Originally published by The Clifton Courier, October 4, 2020

There’s lots of little things that irritate us.
I am a full time resident of the Internet, a place where people debate politics, reconnect with long lost friends and learn about the world around them without having to actually go anywhere. It’s also a place where people complain. A lot.
And one thing I see people complaining about quite a bit is the sound of other people eating. There are many, many memes dedicated to this gripe.
And, look, fair enough.
There is a condition where people experience negative emotional reactions to specific sounds. It’s called Misophonia and it doesn’t sound like much fun at all. While the negative emotion triggered by a specific sound can be anger – something that’s very much reflected in the memes I’ve seen – research suggests stress, anxiety and the feeling of being trapped can also be triggered by sounds in people with the condition. So, yeah, not a lot of fun.
But I gotta tell ya, I really don’t mind the sound of chewing all that much.
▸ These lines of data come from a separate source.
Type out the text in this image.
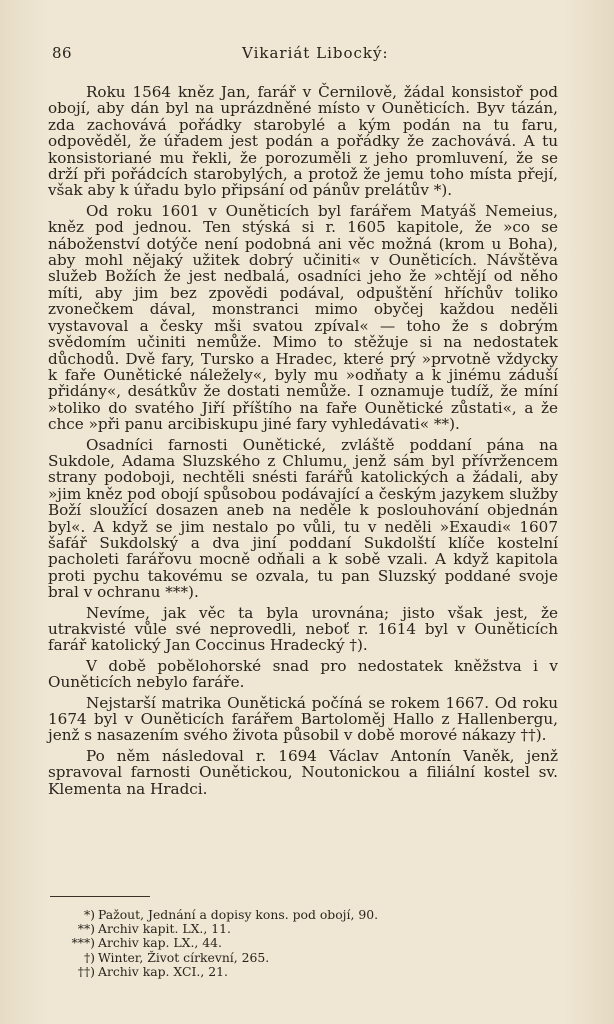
86	Vikariát Libocký:

Roku 1564 kněz Jan, farář v Černilově, žádal konsistoř pod obojí, aby dán byl na uprázdněné místo v Ouněticích. Byv tázán, zda zachovává pořádky starobylé a kým podán na tu faru, odpověděl, že úřadem jest podán a pořádky že zachovává. A tu konsistoriané mu řekli, že porozuměli z jeho promluvení, že se drží při pořádcích starobylých, a protož že jemu toho místa přejí, však aby k úřadu bylo připsání od pánův prelátův *).

Od roku 1601 v Ouněticích byl farářem Matyáš Nemeius, kněz pod jednou. Ten stýská si r. 1605 kapitole, že »co se náboženství dotýče není podobná ani věc možná (krom u Boha), aby mohl nějaký užitek dobrý učiniti« v Ouněticích. Návštěva služeb Božích že jest nedbalá, osadníci jeho že »chtějí od něho míti, aby jim bez zpovědi podával, odpuštění hříchův toliko zvonečkem dával, monstranci mimo obyčej každou neděli vystavoval a česky mši svatou zpíval« — toho že s dobrým svědomím učiniti nemůže. Mimo to stěžuje si na nedostatek důchodů. Dvě fary, Tursko a Hradec, které prý »prvotně vždycky k faře Ounětické náležely«, byly mu »odňaty a k jinému záduší přidány«, desátkův že dostati nemůže. I oznamuje tudíž, že míní »toliko do svatého Jiří příštího na faře Ounětické zůstati«, a že chce »při panu arcibiskupu jiné fary vyhledávati« **).

Osadníci farnosti Ounětické, zvláště poddaní pána na Sukdole, Adama Sluzského z Chlumu, jenž sám byl přívržencem strany podoboji, nechtěli snésti farářů katolických a žádali, aby »jim kněz pod obojí spůsobou podávající a českým jazykem služby Boží sloužící dosazen aneb na neděle k poslouhování objednán byl«. A když se jim nestalo po vůli, tu v neděli »Exaudi« 1607 šafář Sukdolský a dva jiní poddaní Sukdolští klíče kostelní pacholeti farářovu mocně odňali a k sobě vzali. A když kapitola proti pychu takovému se ozvala, tu pan Sluzský poddané svoje bral v ochranu ***).

Nevíme, jak věc ta byla urovnána; jisto však jest, že utrakvisté vůle své neprovedli, neboť r. 1614 byl v Ouněticích farář katolický Jan Coccinus Hradecký †).

V době pobělohorské snad pro nedostatek kněžstva i v Ouněticích nebylo faráře.

Nejstarší matrika Ounětická počíná se rokem 1667. Od roku 1674 byl v Ouněticích farářem Bartoloměj Hallo z Hallenbergu, jenž s nasazením svého života působil v době morové nákazy ††).

Po něm následoval r. 1694 Václav Antonín Vaněk, jenž spravoval farnosti Ounětickou, Noutonickou a filiální kostel sv. Klementa na Hradci.

*) Pažout, Jednání a dopisy kons. pod obojí, 90.
**) Archiv kapit. LX., 11.
***) Archiv kap. LX., 44.
†) Winter, Život církevní, 265.
††) Archiv kap. XCI., 21.
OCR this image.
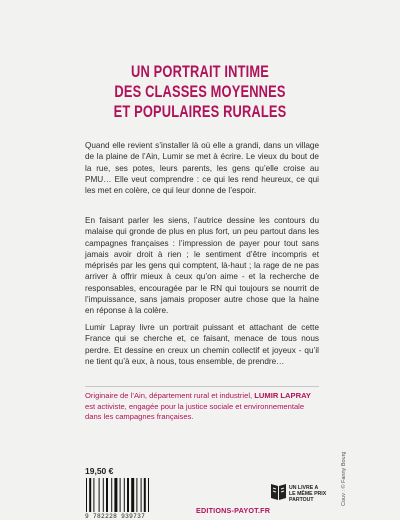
UN PORTRAIT INTIME
DES CLASSES MOYENNES
ET POPULAIRES RURALES
Quand elle revient s’installer là où elle a grandi, dans un village de la plaine de l’Ain, Lumir se met à écrire. Le vieux du bout de la rue, ses potes, leurs parents, les gens qu’elle croise au PMU… Elle veut comprendre : ce qui les rend heureux, ce qui les met en colère, ce qui leur donne de l’espoir.
En faisant parler les siens, l’autrice dessine les contours du malaise qui gronde de plus en plus fort, un peu partout dans les campagnes françaises : l’impression de payer pour tout sans jamais avoir droit à rien ; le sentiment d’être incompris et méprisés par les gens qui comptent, là-haut ; la rage de ne pas arriver à offrir mieux à ceux qu’on aime - et la recherche de responsables, encouragée par le RN qui toujours se nourrit de l’impuissance, sans jamais proposer autre chose que la haine en réponse à la colère.
Lumir Lapray livre un portrait puissant et attachant de cette France qui se cherche et, ce faisant, menace de tous nous perdre. Et dessine en creux un chemin collectif et joyeux - qu’il ne tient qu’à eux, à nous, tous ensemble, de prendre…
Originaire de l’Ain, département rural et industriel, LUMIR LAPRAY est activiste, engagée pour la justice sociale et environnementale dans les campagnes françaises.
19,50 €
9 782228 939737
EDITIONS-PAYOT.FR
UN LIVRE A
LE MÊME PRIX
PARTOUT	Couv : © Fanny Bourg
I mean, I don’t want to see someone slurping up hot yoghurt or anything, but chewing sounds don’t seem to bother me. In fact, the sound of someone else crunching on something can be quite pleasant. Soya crisps – those things that look like musk sticks except biscuity – produce the most satisfying sound.

But there are a bunch of other sounds that do really, really irk me. I realise that listing them here is pretty much giving someone a set of instructions on how to rub me up the wrong way, so I may live to regret this:
Something being dragged across carpet: Just thinking about it makes me skin crawl. You know how when you think about paper cuts and it just makes you wince? That’s what carpet dragging does to me. I rationalise that it’s probably because I’d have some pretty intense carpet burn before and the sound reminds me of the unpleasant heat and confusing pain of it, but it feels like there’s something deep within my soul that morally objects to the sound. Like, I have nothing against carpet as a floor covering. It’s soft to the foot and helps to silence unnecessary sounds. But the fibre-y grind of something dragging across it is just downright profanity. What makes this worse is that one of my sisters loves rubbing her feet across carpet. I can’t say if this is in response to my extreme dislike of the sound but I will say that she does mostly keep it to a minimum when I’m around.

Dentist drills: I don’t think I need to explain this. Dentists are great. And I know there’s a purpose for drilling. But no amount of reassurance is going to make this sound any less distressing.
People mispronouncing Allora: I don’t come across it al that much, but occasionally you’ll hear a news reporter or a friend unfamiliar with the area pronounce it as A-law-rah. And, look, I’ve said it before and I’ll say it again. Allora is the Shelbyville to Clifton’s Springfield (depending on where you’re from, you may swap around the names) in that it’s our rival town. But it’s a friendly rivalry. Kind of like it’s our sibling – we do share a footy team, after all. And just like your own siblings, you can hang s— on each other until the proverbial cows come home, but as soon as someone else picks on them, there’s hell to pay. So when I hear someone disrespecting the town that doesn’t even have it’s own footy clubhouse (cop that!) I feel compelled to step in.
Running water just going down the sink: I know that water needs to be used. I get it. But I just can’t handle the sound of water just going down the drain for no real purpose. This ranges from a drip to a full on jet of water. I know someone who likes to keep the water running when they brush their teeth because the running water means the spittle they cough up is flushed down the drain faster and it’s infuriating. It takes every gram of self control I posses not to storm in and turn off the tap. But I do continue to remind them about that time not that long ago when we used to have to take four-minute showers.

Someone saying “oh yeah, we’ve run out of milk”: It’s not so bad getting a text message to that effect while you’re in the shops, but hearing it when you’ve just got home and you’re fangin’ for a cup of tea after a long day is nothing short of soul crushing.